Novel Analysis of Glycan Structures: Nanoscale Approach

Extended Abstract Glycans are complex saccharide moieties covering all cell surfaces presented on different biomolecules. Almost 75% of all proteins are glycosylated, and these glycans can form thousands of different structures.[1] Moreover, these structures may slightly change during a specific disease progress – depending on the biomarker observed, there is a possibility to distinguish between healthy individuals and people suffering from a specific disease, mostly cancer (prostate cancer using PSA as a biomarker)[2] or autoimmune diseases (rheumatoid arthritis, system sclerosis observing IgG N-glycosylation).[3] Viral adhesion on cell surface and subsequent penetration is also dependent on the glycan epitopes present on a cell surface.[4, 5] Using nanoscale manipulation of biorecognition elements (antibodies, lectins as glycan-bindnig proteins or glycans) using self-assembled monolayers (SAMs) allowed to prepare highly sensitive, reproducible and robust biosensors for detection of various analytes – from glycoproteins and whole viral particles to intact cells.
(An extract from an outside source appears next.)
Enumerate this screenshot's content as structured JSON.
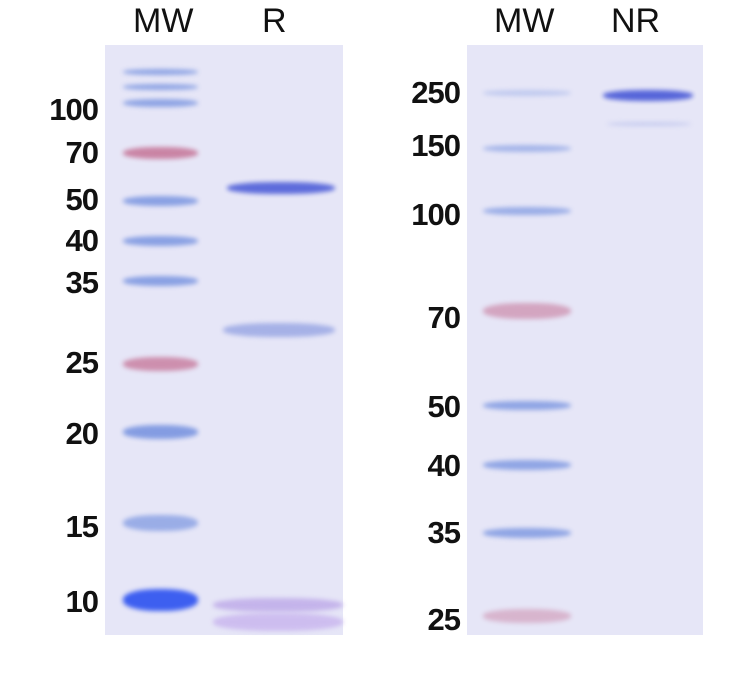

Moreover, using SAMs allows to control a biorecognition element s density, orientation and anti-fouling properties of our surfaces.[6] Using nanomaterials like gold nanoparticles of different size or graphene oxide flakes leads to improved characteristics of prepared devices – electrochemical and impedimetric biosensors in this case. Electrochemical devices, mainly in combination with different nanostructures, provide cheap, highly reliable and sensitive platform for glycomic analyses.[7] We present here a novel approach for a glycoprofilation of various analytes (antibodies, PSA, viral hemagglutinins and viruses and eukaryotic cell lines) using small, low cost, highly sensitive electrochemical devices based on different platforms compared to standardly used LC, CE or MS methods for the glycan analysis. Beside electrochemical impedance spectroscopy and voltammetry, other methods for the surface characterization were used (quartz crystal microbalance, surface plasmon resonance, atomic force and scanning electron microscopy and x-ray photoelectron spectroscopy) and our results were compared to outputs from other analytical methods (protein microarray, enzyme-linked lectin assay and MALDI-TOF MS).